Fabrice Guiberteau (œnologue), Édouard Kosremelli (directeur général) et Émile Majdalani (directeur commercial) dans le vignoble de Kefraya. Au fond, l’Anti-Liban, chaîne de montagne qui sépare le Liban de la Syrie.

L’intra-parcellaire
L’approche parcellaire est aussi au cœur de la stratégie du domaine. Chaque cuvée est pensée en fonction de son terroir d’origine. Pour les plus prestigieuses, comme le Comte de M ou le château, seules les parcelles les plus qualitatives, situées entre 960 et 1050 mètres d’altitudes, sont utilisées. Plantées en cabernet-sauvignon (en 1995) et en syrah (dans les années 2000), elles sont identifiées pour donner des raisins de qualité, même dans des configurations climatiques difficiles. « La conversion au bio, l’utilisation de levures indigènes et l’élevage en amphore (en partie) renforcent la qualité et l’authenticité des vins de Kefraya », explique l’œnologue.
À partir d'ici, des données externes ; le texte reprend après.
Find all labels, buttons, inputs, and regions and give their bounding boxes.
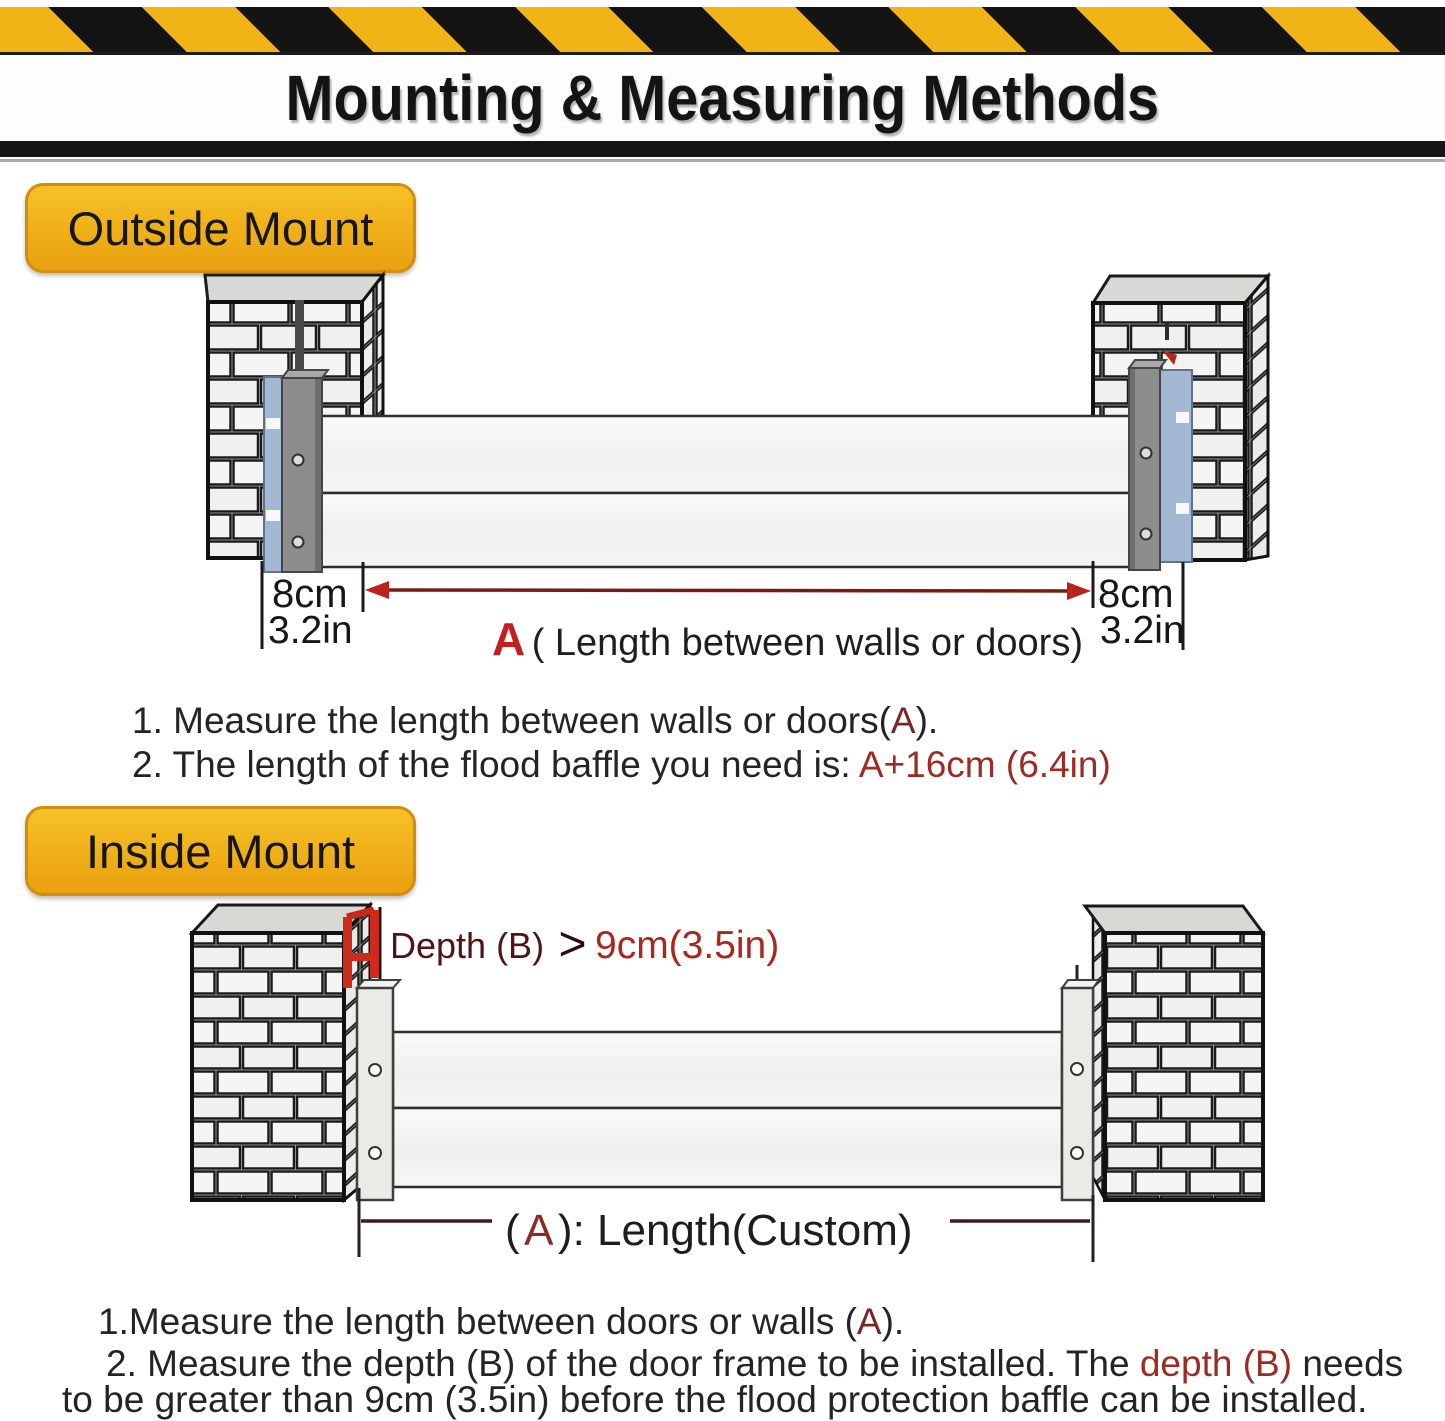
channel-bracket-left <box>357 980 400 1200</box>
offset-cm-label: 8cm <box>1098 572 1174 616</box>
banner-top-edge <box>0 0 1445 7</box>
brick-pillar-right <box>1085 906 1263 1200</box>
arrowhead-right-icon <box>1067 582 1091 600</box>
length-between-walls-label: A ( Length between walls or doors) <box>492 613 1083 665</box>
title-divider-bar <box>0 141 1445 157</box>
custom-length-label: ( A ): Length(Custom) <box>505 1206 913 1255</box>
inside-note-2-continued: to be greater than 9cm (3.5in) before the flood protection baffle can be installed. <box>62 1379 1368 1420</box>
inside-mount-diagram <box>0 895 1445 1280</box>
pillar-side-face <box>1245 276 1268 560</box>
screw <box>1141 529 1152 540</box>
offset-in-label: 3.2in <box>268 609 353 652</box>
screw <box>293 455 304 466</box>
pillar-front-face <box>192 933 344 1200</box>
seal-strip-left <box>264 377 283 572</box>
length-arrow <box>365 581 1091 600</box>
inside-note-2: 2. Measure the depth (B) of the door frame to be installed. The depth (B) needs <box>106 1343 1404 1384</box>
screw <box>293 537 304 548</box>
custom-length-measurement <box>359 1188 1093 1262</box>
screw <box>369 1064 381 1076</box>
width-measurement-right <box>1093 561 1185 652</box>
pillar-top-face <box>205 275 383 302</box>
outside-mount-badge: Outside Mount <box>25 183 416 273</box>
outside-note-2: 2. The length of the flood baffle you need is: A+16cm (6.4in) <box>132 744 1111 785</box>
depth-label: Depth (B) > 9cm(3.5in) <box>390 918 780 971</box>
screw <box>369 1147 381 1159</box>
inside-note-1: 1.Measure the length between doors or walls (A). <box>98 1301 905 1342</box>
screw <box>1071 1147 1083 1159</box>
channel-bracket-left <box>282 370 328 572</box>
width-measurement-left <box>262 561 363 652</box>
pillar-front-face <box>1105 933 1263 1200</box>
title-divider-shadow <box>0 159 1445 162</box>
anchor-rod <box>295 300 304 378</box>
title-bar <box>0 55 1445 141</box>
inside-mount-badge: Inside Mount <box>25 806 416 896</box>
outside-mount-diagram <box>0 270 1445 690</box>
outside-note-1: 1. Measure the length between walls or doors(A). <box>132 700 939 741</box>
flood-baffle-boards <box>393 1032 1062 1187</box>
pillar-top-face <box>1085 906 1263 933</box>
page-title: Mounting & Measuring Methods <box>285 62 1160 134</box>
screw <box>1071 1063 1083 1075</box>
offset-cm-label: 8cm <box>272 572 348 616</box>
hazard-stripe-banner <box>0 0 1445 55</box>
channel-bracket-right <box>1062 965 1099 1200</box>
offset-in-label: 3.2in <box>1100 609 1185 652</box>
arrowhead-left-icon <box>365 581 389 599</box>
flood-baffle-boards <box>313 416 1145 567</box>
pillar-top-face <box>1093 276 1268 303</box>
screw <box>1141 448 1152 459</box>
seal-strip-right <box>1160 370 1192 562</box>
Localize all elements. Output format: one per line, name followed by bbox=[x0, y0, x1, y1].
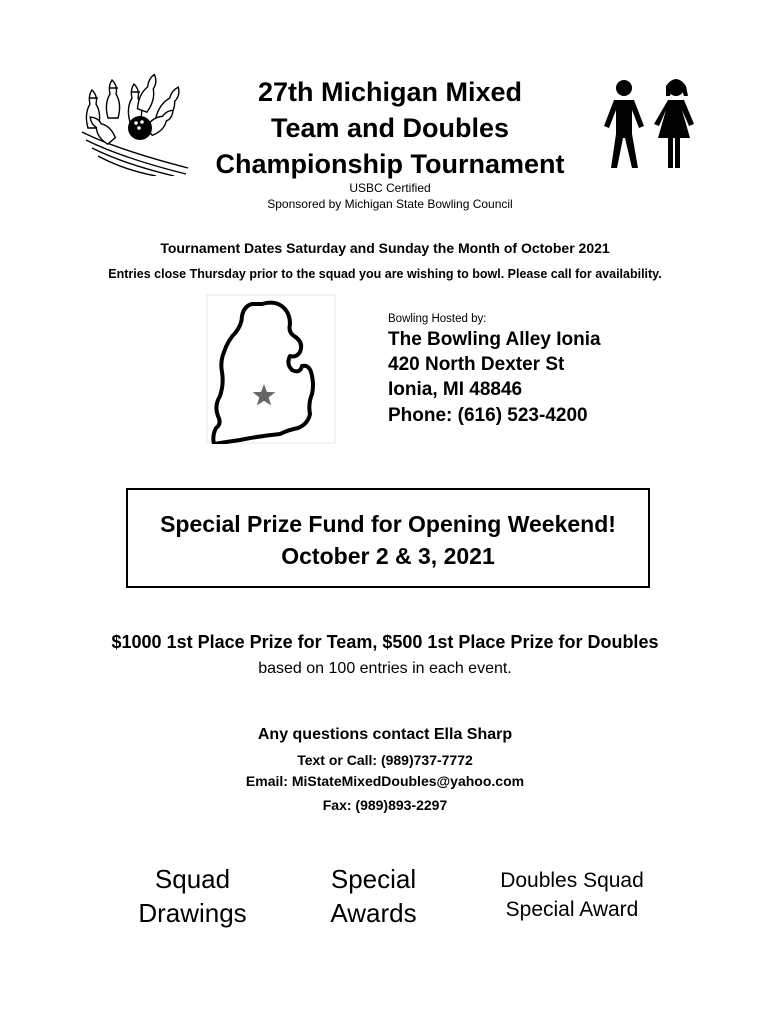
special-prize-line-1: Special Prize Fund for Opening Weekend! bbox=[160, 511, 616, 537]
special-awards-line-1: Special bbox=[330, 864, 417, 894]
title-line-3: Championship Tournament bbox=[215, 149, 565, 179]
title-line-1: 27th Michigan Mixed bbox=[257, 77, 523, 107]
squad-drawings-line-2: Drawings bbox=[138, 898, 247, 928]
squad-drawings-line-1: Squad bbox=[154, 864, 231, 894]
title-line-2: Team and Doubles bbox=[270, 113, 510, 143]
special-awards-line-2: Awards bbox=[330, 898, 417, 928]
contact-fax: Fax: (989)893-2297 bbox=[322, 797, 448, 813]
prize-amounts: $1000 1st Place Prize for Team, $500 1st Place Prize for Doubles bbox=[111, 632, 659, 652]
prize-note: based on 100 entries in each event. bbox=[258, 660, 512, 677]
contact-text-call: Text or Call: (989)737-7772 bbox=[297, 752, 473, 768]
michigan-map-icon bbox=[206, 294, 336, 444]
special-awards bbox=[296, 862, 451, 930]
contact-email: Email: MiStateMixedDoubles@yahoo.com bbox=[245, 773, 525, 789]
host-street: 420 North Dexter St bbox=[388, 354, 565, 375]
special-prize-line-2: October 2 & 3, 2021 bbox=[281, 543, 495, 569]
doubles-award-line-1: Doubles Squad bbox=[500, 869, 644, 892]
tournament-title bbox=[190, 74, 590, 182]
certified-text: USBC Certified bbox=[349, 181, 431, 195]
bowling-pins-icon bbox=[78, 72, 190, 176]
host-city: Ionia, MI 48846 bbox=[388, 379, 523, 400]
doubles-squad-award bbox=[472, 866, 672, 924]
sponsor-text: Sponsored by Michigan State Bowling Council bbox=[267, 197, 513, 211]
hosted-by-label: Bowling Hosted by: bbox=[388, 313, 487, 325]
host-name: The Bowling Alley Ionia bbox=[388, 329, 601, 350]
man-woman-icon bbox=[600, 78, 700, 170]
entries-note: Entries close Thursday prior to the squad you are wishing to bowl. Please call for availability. bbox=[108, 267, 662, 281]
host-phone: Phone: (616) 523-4200 bbox=[388, 405, 588, 426]
tournament-dates: Tournament Dates Saturday and Sunday the Month of October 2021 bbox=[160, 240, 610, 256]
contact-heading: Any questions contact Ella Sharp bbox=[257, 726, 513, 743]
squad-drawings bbox=[110, 862, 275, 930]
special-prize-box bbox=[126, 488, 650, 588]
doubles-award-line-2: Special Award bbox=[505, 898, 639, 921]
star-icon bbox=[253, 384, 276, 406]
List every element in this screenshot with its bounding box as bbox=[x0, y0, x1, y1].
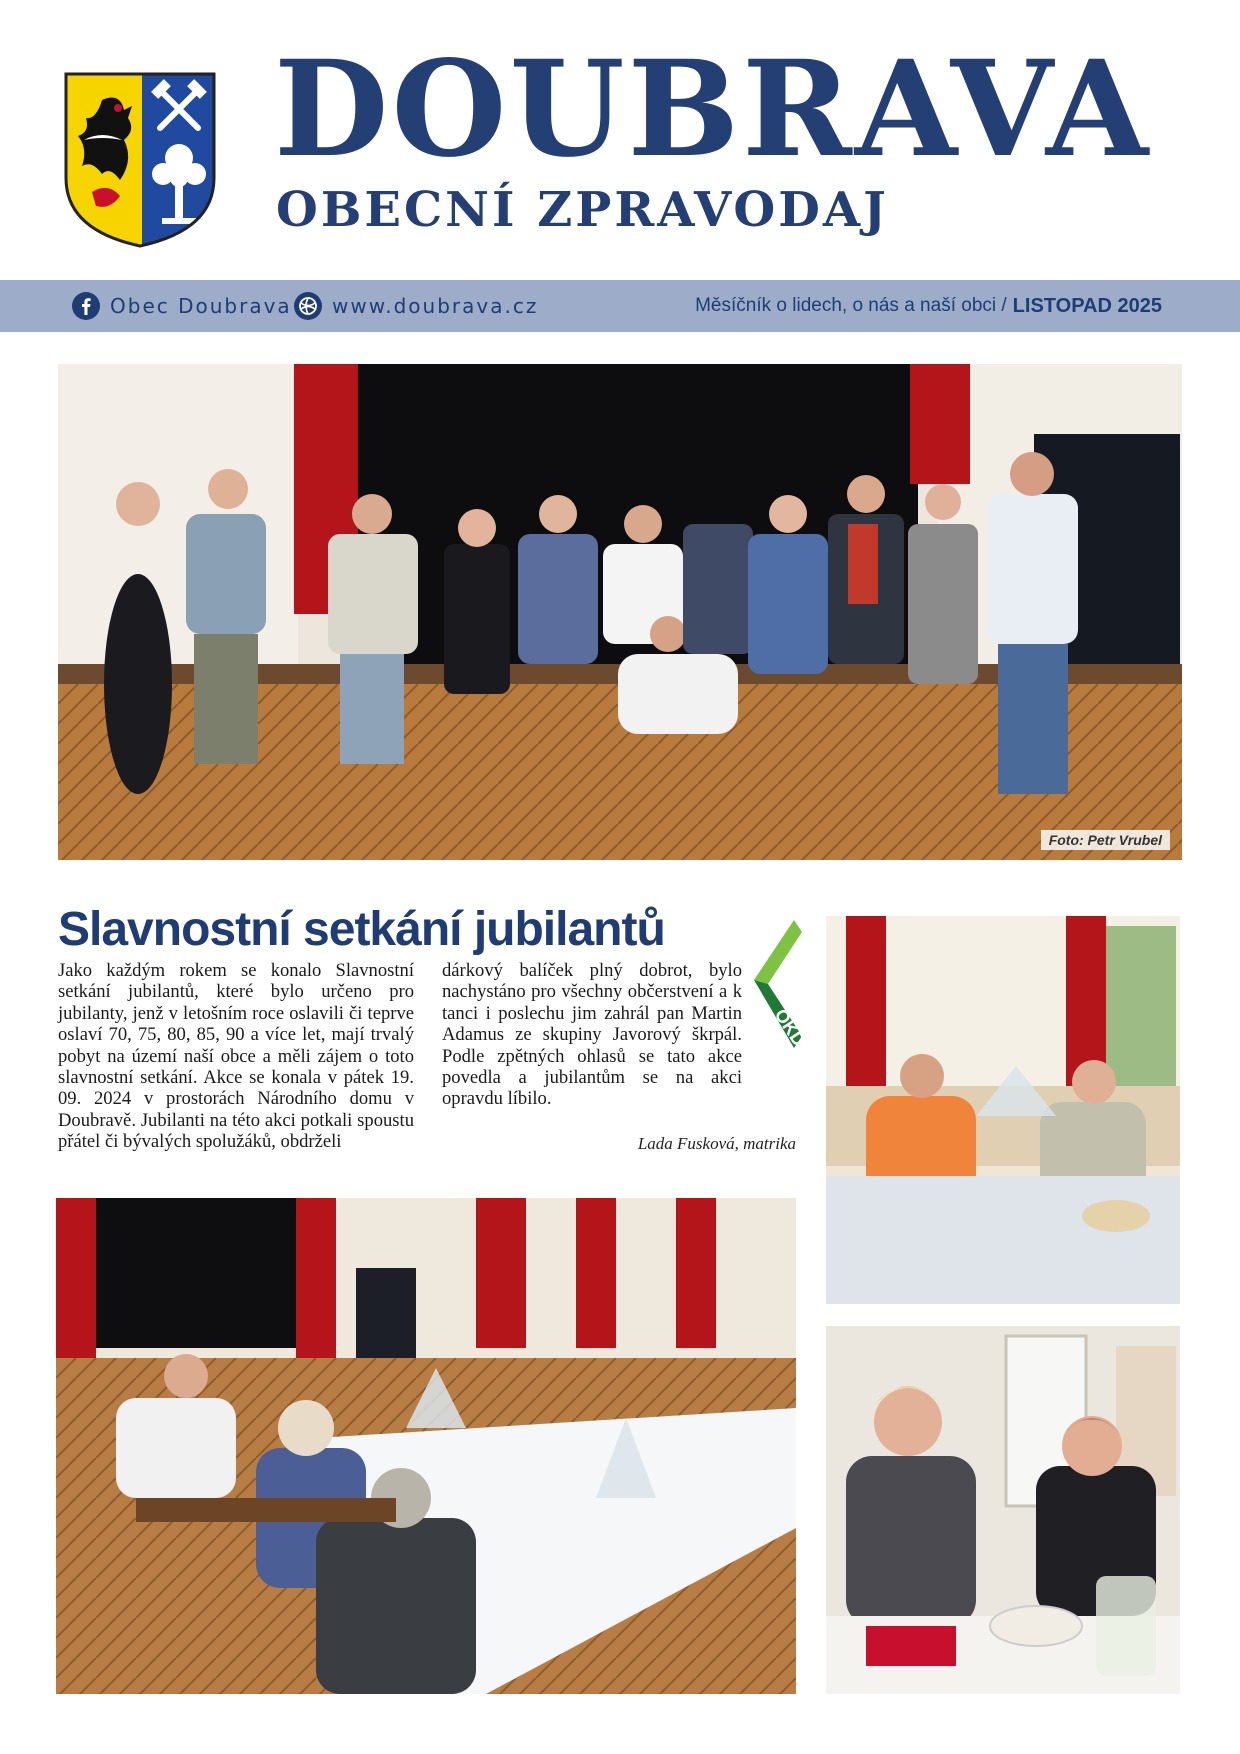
photo-banquet-hall bbox=[56, 1198, 796, 1694]
facebook-icon bbox=[72, 292, 100, 320]
main-group-photo bbox=[58, 364, 1182, 860]
okd-top-text: nadace bbox=[755, 908, 800, 965]
facebook-label: Obec Doubrava bbox=[110, 294, 292, 318]
article-column-1: Jako každým rokem se konalo Slavnostní setkání jubilantů, které bylo určeno pro jubilanty, jenž v letošním roce oslavili či teprve oslaví 70, 75, 80, 85, 90 a více let, mají trvalý pobyt na území naší obce a měli zájem o toto slavnostní setkání. Akce se konala v pátek 19. 09. 2024 v prostorách Národního domu v Doubravě. Jubilanti na této akci potkali spoustu přátel či bývalých spolužáků, obdrželi bbox=[58, 960, 414, 1153]
web-label: www.doubrava.cz bbox=[332, 294, 539, 318]
tagline-text: Měsíčník o lidech, o nás a naší obci / bbox=[695, 295, 1007, 316]
okd-bottom-text: OKD bbox=[770, 1005, 810, 1050]
coat-of-arms bbox=[62, 70, 218, 248]
web-link[interactable] bbox=[294, 280, 538, 332]
photo-two-women bbox=[826, 1326, 1180, 1694]
article-headline: Slavnostní setkání jubilantů bbox=[58, 903, 665, 956]
facebook-link[interactable] bbox=[72, 280, 292, 332]
info-bar bbox=[0, 280, 1240, 332]
coat-of-arms-icon bbox=[62, 70, 218, 248]
article-signature: Lada Fusková, matrika bbox=[637, 1134, 796, 1153]
issue-month: LISTOPAD 2025 bbox=[1012, 294, 1162, 317]
photo-table-men bbox=[826, 916, 1180, 1304]
article-column-2: dárkový balíček plný dobrot, bylo nachystáno pro všechny občerstvení a k tanci i poslechu jim zahrál pan Martin Adamus ze skupiny Javorový škrpál. Podle zpětných ohlasů se tato akce povedla a jubilantům se na akci opravdu líbilo. bbox=[442, 960, 742, 1110]
issue-tagline bbox=[695, 280, 1162, 332]
photo-credit: Foto: Petr Vrubel bbox=[1041, 830, 1170, 850]
masthead-title: DOUBRAVA bbox=[274, 32, 1152, 187]
globe-icon bbox=[294, 292, 322, 320]
okd-foundation-logo bbox=[714, 902, 810, 1064]
masthead-subtitle: OBECNÍ ZPRAVODAJ bbox=[276, 182, 889, 238]
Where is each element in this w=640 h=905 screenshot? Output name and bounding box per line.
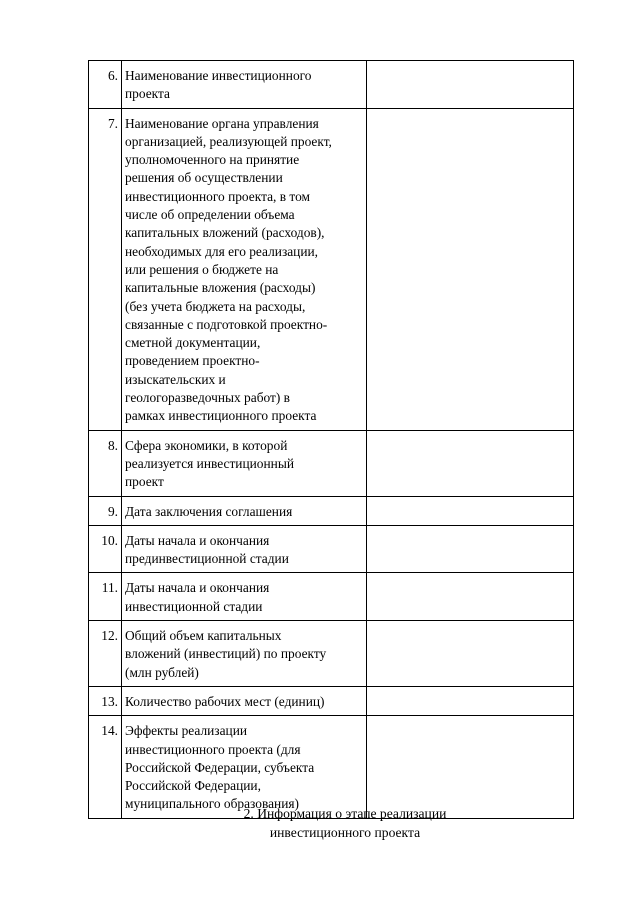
table-row (89, 430, 574, 496)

Cette démarche permet aussi de répondre à une demande croissante de vins bio à l’international.

 

La dégustation de Thierry Desseauve

Château Kefraya, rouge 2019
Le nez dévoile des notes de fruits
rouges parfaitement mures.
En bouche, l’ensemble frappe
par son énergie et sa tonicité.
Le corps charnu est porté par une structure tannique fine et affirmée accompagnée d’une trame acide bien intégrée.
94/100
Comte de M. 2018
Ce comte-de-M, au nez intense de fruits rouges et noirs affiche une robe profonde, des tannins fins et une finale longue et veloutée.